Howdy everybody, and greetings from Denver (I’m here for my seminar today). Caught a late flight after the Bucs vs. Bears game last night — look forward to meeting everybody here today. 🙂
OK, tonight’s the big Super Moon shoot (well, it started last night, and wraps up tonight), so since everybody here is a photographer, I thought I’d toss in a quick tutorial on how to get a good shot of this celestial phenomenon, and the settings I’d use to get there.
STEP ONE: Use a tripod. Technically, you could do this hand-held because of the shutter speed we’re going to use, but you want it to be really sharp, so I highly recommend a tripod.
STEP TWO: Use the longest lens you have. If you have a tele-extender, slap that on, too! Even those it’s probably the closest to earth it’s ever going to be during our lifetime, it’s still a ways away, so if you’ve got a 300mm, a 400mm, etc., now’s the time to pull that bad boy out.
STEP THREE: Shoot in Manual Mode; set your ISO to 100 (or whatever your cleanest, native ISO is). Then set your f/stop to f/11, and set your shutter speed to 1/250 of a second (this isn’t a long exposure situation — the moon is moving, and it’s bright, so you need a nice quick shutter speed, even though it seems like you wouldn’t).
STEP FOUR: Because what you’re trying to do here is show the sheer size of the super moon, I would put something in the shot to show a sense of scale (like the grass you see in the shot above). Shoot it with a cityscape in the background — a building — a tower, a hill, a large oak tree; a coyote howling at the moon; ET flying in front of it, etc. Otherwise, it will just be a moon photo like any other moon photo, so giving it a sense of scale makes all the difference with a super moon.

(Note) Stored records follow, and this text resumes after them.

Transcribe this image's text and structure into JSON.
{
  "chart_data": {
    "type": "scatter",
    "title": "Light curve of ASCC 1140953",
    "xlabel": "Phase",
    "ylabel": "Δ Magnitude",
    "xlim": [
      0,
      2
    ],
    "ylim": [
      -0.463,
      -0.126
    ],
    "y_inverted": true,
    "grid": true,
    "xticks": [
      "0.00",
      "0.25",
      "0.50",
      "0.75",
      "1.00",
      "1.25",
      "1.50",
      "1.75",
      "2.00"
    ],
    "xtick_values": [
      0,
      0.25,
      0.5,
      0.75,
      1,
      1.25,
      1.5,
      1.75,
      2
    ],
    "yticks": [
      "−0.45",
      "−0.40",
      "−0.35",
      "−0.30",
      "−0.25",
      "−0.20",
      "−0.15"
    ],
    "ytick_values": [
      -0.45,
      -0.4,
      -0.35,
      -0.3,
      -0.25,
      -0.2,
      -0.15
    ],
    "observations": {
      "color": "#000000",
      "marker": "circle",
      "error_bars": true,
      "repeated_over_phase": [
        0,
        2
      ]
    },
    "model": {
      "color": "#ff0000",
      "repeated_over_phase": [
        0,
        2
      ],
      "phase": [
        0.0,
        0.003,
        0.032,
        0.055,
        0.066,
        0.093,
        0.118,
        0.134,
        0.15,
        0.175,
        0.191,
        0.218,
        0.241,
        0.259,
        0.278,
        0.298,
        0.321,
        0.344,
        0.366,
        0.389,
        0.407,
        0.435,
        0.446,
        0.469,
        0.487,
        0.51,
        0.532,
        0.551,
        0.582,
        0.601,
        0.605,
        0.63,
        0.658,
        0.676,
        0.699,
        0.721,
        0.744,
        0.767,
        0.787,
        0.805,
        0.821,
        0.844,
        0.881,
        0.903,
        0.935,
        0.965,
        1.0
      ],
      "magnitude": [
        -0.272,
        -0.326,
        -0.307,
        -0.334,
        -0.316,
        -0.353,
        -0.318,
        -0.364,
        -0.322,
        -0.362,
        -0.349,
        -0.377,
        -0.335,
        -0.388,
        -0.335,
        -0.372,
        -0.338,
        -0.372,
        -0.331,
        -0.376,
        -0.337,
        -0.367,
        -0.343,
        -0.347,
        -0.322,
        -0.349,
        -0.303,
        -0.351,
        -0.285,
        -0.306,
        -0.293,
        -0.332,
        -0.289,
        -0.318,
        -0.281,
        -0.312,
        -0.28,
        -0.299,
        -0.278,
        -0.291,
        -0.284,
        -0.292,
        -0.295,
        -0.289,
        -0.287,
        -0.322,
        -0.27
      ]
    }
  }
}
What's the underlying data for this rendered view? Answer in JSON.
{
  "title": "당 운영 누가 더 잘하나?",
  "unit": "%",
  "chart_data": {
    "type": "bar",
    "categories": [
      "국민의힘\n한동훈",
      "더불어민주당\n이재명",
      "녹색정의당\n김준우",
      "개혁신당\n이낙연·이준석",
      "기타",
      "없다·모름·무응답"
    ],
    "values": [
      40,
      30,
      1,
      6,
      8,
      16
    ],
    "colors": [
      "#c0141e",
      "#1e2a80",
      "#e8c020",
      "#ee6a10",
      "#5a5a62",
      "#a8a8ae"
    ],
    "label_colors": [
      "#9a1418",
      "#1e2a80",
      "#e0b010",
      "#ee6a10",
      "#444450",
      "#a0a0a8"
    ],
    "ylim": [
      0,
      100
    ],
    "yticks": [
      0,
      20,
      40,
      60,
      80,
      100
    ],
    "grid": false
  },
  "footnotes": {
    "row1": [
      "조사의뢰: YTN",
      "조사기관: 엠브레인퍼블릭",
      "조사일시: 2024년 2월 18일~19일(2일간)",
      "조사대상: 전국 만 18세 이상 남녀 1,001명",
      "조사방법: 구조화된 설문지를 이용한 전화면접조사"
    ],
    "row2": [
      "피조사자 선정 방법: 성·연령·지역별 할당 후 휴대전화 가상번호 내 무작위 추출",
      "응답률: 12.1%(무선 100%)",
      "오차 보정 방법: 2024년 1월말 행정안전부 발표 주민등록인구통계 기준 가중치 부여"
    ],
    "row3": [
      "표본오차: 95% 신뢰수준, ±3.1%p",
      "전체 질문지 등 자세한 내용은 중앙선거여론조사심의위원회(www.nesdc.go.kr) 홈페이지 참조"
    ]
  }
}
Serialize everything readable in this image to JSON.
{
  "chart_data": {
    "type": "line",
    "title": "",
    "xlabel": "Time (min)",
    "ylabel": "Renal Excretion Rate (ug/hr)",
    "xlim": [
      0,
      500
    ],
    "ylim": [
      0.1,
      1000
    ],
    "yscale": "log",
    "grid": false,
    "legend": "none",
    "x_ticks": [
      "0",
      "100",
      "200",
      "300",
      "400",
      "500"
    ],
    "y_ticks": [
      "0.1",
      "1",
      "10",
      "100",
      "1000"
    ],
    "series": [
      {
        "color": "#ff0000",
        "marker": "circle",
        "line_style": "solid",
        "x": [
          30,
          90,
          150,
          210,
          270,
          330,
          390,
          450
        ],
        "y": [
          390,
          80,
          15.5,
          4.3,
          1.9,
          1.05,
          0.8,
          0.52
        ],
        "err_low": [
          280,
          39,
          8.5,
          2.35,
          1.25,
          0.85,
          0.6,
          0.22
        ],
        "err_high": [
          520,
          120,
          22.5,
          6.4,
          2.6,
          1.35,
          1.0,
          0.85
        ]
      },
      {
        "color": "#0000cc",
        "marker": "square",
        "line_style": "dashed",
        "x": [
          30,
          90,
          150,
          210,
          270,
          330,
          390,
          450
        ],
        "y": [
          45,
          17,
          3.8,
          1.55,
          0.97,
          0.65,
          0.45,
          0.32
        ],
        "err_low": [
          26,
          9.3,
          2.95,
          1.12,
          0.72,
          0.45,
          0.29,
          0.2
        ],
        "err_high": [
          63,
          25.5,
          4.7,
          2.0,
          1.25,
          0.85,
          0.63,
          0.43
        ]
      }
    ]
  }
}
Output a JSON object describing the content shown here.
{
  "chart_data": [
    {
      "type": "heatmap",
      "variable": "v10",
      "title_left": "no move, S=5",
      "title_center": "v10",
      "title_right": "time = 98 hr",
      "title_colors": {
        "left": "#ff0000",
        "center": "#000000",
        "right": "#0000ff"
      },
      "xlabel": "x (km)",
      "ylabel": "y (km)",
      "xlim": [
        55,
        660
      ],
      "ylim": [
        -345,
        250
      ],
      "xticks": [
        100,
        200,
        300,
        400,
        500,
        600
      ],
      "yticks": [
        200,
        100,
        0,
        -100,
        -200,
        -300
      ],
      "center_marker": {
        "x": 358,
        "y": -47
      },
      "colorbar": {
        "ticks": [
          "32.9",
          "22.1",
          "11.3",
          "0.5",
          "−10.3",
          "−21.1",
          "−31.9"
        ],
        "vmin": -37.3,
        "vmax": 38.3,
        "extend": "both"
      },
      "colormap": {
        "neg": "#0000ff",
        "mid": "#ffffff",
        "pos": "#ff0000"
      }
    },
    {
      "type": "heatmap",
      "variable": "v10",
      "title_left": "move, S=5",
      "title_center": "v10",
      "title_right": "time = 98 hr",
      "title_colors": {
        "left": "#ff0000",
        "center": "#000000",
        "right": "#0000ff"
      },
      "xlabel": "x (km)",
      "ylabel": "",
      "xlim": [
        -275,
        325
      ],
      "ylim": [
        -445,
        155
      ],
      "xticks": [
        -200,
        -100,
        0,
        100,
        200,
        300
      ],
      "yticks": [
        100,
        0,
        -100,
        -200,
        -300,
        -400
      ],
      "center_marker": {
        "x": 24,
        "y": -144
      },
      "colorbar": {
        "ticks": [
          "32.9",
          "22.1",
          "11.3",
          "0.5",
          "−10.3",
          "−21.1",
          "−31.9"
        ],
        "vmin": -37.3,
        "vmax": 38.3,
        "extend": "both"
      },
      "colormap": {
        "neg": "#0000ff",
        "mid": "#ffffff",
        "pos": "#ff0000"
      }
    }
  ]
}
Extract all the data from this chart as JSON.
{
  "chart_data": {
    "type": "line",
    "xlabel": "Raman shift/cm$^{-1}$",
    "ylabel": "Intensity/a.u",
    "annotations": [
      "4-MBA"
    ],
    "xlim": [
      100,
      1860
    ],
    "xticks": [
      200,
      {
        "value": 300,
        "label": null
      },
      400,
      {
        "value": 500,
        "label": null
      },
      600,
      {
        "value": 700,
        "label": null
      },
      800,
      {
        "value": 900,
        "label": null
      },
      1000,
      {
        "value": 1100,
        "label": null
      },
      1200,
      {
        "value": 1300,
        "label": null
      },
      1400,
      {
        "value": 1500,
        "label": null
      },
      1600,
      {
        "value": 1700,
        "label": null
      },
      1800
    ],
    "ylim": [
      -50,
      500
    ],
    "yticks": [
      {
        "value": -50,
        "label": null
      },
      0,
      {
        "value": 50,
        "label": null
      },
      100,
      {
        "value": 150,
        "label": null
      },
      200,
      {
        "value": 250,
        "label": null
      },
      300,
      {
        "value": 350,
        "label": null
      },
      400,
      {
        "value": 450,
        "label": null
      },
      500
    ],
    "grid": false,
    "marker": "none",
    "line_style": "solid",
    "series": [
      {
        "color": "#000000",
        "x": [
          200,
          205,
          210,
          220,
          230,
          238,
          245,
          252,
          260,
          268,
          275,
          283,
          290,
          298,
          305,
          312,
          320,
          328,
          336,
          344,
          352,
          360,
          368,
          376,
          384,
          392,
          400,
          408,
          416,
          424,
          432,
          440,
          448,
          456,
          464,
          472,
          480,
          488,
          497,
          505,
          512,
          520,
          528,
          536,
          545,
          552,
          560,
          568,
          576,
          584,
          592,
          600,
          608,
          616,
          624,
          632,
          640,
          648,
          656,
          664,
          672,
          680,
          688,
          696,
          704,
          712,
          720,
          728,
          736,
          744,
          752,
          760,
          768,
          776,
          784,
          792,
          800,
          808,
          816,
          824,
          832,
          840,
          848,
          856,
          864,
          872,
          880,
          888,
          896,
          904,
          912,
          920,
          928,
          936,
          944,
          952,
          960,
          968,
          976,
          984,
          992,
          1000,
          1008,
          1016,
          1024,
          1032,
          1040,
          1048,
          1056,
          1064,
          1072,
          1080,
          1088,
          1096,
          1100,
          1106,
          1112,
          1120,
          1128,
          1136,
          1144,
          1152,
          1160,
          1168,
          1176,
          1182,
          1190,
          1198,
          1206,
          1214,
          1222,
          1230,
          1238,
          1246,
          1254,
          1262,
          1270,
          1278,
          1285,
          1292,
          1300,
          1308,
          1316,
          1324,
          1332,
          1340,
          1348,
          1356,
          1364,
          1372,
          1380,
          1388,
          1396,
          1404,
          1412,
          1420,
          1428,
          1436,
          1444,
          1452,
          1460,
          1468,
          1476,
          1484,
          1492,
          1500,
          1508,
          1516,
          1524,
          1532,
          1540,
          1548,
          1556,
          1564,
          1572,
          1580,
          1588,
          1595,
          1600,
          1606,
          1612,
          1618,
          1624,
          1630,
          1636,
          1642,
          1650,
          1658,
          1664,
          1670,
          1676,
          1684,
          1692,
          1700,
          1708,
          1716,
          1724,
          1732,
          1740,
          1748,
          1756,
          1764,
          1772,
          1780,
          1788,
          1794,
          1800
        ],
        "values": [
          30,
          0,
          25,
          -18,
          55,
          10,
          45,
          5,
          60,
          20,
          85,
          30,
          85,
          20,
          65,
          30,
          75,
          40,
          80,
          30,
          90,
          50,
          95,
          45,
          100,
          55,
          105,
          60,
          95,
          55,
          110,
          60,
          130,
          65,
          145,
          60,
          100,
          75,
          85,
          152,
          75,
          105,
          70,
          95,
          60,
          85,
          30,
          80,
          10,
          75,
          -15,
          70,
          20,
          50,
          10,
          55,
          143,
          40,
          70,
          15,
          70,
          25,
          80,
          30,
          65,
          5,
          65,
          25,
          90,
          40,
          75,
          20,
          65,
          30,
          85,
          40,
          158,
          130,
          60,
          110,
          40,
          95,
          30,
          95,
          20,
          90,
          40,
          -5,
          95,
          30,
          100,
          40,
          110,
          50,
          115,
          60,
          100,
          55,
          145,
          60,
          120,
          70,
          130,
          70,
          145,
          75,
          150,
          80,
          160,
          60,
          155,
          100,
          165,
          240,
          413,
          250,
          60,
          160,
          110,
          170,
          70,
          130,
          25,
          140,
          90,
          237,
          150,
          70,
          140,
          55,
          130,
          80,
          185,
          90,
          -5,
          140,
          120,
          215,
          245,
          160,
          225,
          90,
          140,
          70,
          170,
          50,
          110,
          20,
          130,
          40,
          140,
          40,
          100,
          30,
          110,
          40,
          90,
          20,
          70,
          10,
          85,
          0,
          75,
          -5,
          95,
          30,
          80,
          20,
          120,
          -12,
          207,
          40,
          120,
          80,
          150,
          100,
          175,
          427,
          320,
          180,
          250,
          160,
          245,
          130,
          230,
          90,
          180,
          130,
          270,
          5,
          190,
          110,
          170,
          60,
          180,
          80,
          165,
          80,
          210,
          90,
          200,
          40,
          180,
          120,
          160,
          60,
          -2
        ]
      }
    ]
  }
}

STEP FIVE: The final step is focusing. You can use the Auto Focus on your camera (especially tonight), but if you have a lens that has a focus scale, you can set your lens to focus to infinity by doing this: switch your lens to Manual focus; turn your focus barrel all the way until you see the infinity symbol in the little window on your lens, then once you reach infinity, turn back to the line just before the Infinity symbol. If your lens doesn’t have this feature, again, you can use Auto Focus, or even just manually focus on the moon — it’s pretty big and bright.
OK, that’s the ticket — wishing you a super, super moon shot!